Car dans le monde de la boulangerie, chaque employé consacre au moins une à deux heures par jour au ménage : « C’est physique, il faut de la rigueur dans les gestes, de l’endurance. Mais voir tout ce qu’on produit en une journée, c’est gratifiant. On ne s’arrête jamais d’apprendre, c’est ce qui me motive. » Les conditions restent exigeantes. Le bruit, la chaleur, la station debout prolongée, les horaires irréguliers, le poids des sacs de farine. Rien n’est léger. Et pourtant, dans cette boulangerie de quartier, il se dégage une impression de stabilité.
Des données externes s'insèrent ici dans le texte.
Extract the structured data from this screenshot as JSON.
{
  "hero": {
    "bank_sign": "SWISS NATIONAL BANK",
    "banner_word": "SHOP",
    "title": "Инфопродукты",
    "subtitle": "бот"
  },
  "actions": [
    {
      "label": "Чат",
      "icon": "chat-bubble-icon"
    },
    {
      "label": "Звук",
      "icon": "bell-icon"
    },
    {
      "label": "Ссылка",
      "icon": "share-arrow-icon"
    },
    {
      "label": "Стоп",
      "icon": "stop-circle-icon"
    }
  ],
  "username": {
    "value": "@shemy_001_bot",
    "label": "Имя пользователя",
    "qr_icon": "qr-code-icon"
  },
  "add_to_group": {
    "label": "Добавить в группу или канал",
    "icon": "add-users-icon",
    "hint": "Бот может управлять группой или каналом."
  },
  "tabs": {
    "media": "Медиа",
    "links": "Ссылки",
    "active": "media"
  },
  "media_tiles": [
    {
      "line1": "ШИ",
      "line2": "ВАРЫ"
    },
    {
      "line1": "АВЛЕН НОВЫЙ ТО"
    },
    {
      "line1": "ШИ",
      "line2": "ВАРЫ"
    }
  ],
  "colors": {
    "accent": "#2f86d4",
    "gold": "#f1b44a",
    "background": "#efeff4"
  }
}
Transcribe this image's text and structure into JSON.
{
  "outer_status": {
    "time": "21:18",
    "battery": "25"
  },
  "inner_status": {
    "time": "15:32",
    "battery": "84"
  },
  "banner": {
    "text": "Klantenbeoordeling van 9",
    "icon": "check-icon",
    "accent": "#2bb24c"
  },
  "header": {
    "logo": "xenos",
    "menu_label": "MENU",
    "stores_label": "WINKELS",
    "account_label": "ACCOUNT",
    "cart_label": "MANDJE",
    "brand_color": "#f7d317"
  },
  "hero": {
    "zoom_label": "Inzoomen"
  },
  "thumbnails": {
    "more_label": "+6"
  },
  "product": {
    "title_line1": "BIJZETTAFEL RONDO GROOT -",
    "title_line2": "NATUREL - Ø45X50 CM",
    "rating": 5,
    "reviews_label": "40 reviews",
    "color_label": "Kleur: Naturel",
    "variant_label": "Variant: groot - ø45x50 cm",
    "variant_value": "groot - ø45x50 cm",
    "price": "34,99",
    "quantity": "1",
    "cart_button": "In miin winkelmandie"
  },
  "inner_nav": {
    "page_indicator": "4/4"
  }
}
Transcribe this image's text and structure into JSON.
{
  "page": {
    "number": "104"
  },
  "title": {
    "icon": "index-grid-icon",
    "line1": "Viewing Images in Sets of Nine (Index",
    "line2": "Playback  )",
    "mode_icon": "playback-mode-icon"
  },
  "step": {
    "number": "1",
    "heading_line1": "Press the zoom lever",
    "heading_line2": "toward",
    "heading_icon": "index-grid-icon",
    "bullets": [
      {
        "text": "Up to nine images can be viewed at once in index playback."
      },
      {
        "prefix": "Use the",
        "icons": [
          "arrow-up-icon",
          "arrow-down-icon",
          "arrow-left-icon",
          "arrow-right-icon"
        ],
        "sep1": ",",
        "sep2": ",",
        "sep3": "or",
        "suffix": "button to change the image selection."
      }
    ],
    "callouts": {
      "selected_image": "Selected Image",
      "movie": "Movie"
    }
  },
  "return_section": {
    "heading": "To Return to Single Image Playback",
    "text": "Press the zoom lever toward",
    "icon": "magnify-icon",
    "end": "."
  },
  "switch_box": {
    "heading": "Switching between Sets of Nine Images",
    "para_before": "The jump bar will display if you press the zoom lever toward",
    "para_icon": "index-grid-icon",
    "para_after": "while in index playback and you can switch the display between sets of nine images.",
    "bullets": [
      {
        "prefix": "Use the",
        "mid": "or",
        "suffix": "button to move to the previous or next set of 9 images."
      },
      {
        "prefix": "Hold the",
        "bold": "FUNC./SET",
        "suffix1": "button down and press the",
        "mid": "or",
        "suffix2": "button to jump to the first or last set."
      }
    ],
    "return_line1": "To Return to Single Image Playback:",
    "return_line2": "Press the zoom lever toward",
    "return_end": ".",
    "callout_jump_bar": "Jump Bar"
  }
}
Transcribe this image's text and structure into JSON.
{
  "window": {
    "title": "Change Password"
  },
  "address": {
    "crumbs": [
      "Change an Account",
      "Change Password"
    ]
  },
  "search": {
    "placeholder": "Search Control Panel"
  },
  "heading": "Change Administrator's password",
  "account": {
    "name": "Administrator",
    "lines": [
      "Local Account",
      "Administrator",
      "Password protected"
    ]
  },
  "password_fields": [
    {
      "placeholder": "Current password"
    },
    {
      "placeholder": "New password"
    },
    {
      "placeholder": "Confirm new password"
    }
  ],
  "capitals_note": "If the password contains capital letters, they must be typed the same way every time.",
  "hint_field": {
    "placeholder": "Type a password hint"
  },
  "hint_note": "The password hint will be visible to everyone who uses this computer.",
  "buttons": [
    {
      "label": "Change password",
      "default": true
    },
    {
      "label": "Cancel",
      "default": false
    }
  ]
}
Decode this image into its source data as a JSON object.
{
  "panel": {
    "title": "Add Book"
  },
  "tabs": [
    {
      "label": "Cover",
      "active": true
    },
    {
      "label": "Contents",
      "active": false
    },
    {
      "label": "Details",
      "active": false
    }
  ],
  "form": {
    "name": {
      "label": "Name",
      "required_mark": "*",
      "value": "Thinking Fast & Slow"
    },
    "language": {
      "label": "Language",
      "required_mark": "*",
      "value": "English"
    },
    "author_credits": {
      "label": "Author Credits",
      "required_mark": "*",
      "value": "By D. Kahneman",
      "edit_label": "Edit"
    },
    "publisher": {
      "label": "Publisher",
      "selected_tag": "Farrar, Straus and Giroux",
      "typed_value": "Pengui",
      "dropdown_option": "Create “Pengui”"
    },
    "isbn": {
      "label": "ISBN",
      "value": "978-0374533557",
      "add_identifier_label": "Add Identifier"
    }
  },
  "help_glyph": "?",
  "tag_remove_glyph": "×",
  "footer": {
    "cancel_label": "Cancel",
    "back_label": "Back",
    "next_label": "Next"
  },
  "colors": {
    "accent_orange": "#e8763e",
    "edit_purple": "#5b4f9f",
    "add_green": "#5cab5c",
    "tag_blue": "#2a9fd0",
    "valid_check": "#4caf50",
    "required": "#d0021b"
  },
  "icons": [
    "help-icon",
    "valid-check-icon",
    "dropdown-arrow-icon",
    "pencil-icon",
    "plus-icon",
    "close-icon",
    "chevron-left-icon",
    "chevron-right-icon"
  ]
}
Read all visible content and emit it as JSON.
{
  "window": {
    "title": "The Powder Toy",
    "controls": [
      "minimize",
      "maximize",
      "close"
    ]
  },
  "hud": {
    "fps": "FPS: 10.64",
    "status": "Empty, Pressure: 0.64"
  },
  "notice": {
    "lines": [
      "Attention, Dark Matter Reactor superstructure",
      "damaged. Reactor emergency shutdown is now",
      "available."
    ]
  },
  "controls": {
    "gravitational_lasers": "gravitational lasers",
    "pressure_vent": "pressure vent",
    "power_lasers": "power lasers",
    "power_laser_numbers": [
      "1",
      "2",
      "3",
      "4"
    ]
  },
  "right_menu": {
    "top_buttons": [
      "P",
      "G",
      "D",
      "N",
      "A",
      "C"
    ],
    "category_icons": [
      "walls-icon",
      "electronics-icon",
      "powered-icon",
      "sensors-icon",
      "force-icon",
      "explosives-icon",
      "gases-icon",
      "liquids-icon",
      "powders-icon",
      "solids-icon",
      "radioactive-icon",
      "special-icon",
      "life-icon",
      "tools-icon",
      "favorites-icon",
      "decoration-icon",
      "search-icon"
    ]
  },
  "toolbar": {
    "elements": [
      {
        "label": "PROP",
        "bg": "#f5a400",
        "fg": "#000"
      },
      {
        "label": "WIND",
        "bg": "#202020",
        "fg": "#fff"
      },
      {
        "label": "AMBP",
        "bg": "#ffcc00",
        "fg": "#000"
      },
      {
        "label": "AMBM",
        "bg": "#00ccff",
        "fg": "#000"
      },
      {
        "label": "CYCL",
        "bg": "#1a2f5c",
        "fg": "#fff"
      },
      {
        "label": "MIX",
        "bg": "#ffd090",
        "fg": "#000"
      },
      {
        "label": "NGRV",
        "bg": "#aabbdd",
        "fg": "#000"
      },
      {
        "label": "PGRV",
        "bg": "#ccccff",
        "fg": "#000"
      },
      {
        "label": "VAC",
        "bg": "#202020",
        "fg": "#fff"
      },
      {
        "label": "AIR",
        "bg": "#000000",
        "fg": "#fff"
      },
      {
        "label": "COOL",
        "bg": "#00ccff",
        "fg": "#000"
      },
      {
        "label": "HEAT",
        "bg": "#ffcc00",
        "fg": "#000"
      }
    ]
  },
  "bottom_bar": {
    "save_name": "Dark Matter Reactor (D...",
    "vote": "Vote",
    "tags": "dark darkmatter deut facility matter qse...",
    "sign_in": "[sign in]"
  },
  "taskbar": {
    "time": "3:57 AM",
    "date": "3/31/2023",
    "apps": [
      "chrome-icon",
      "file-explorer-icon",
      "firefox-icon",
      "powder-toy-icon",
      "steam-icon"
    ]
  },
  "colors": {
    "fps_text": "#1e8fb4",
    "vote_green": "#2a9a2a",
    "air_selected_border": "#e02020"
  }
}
L’équipe est soudée, chacun connaît son rôle, l’exigence ne rime pas avec pression. Aucun des trois ne regrette sa reconversion. Tous évoquent un sentiment de légitimité retrouvée, de satisfaction tactile, de retour à quelque chose de simple et essentiel : nourrir. Certes, le métier ne permet pas toujours de s’enrichir – ni financièrement, ni en heures de sommeil – mais il donne un socle. Une matière. Et du sens.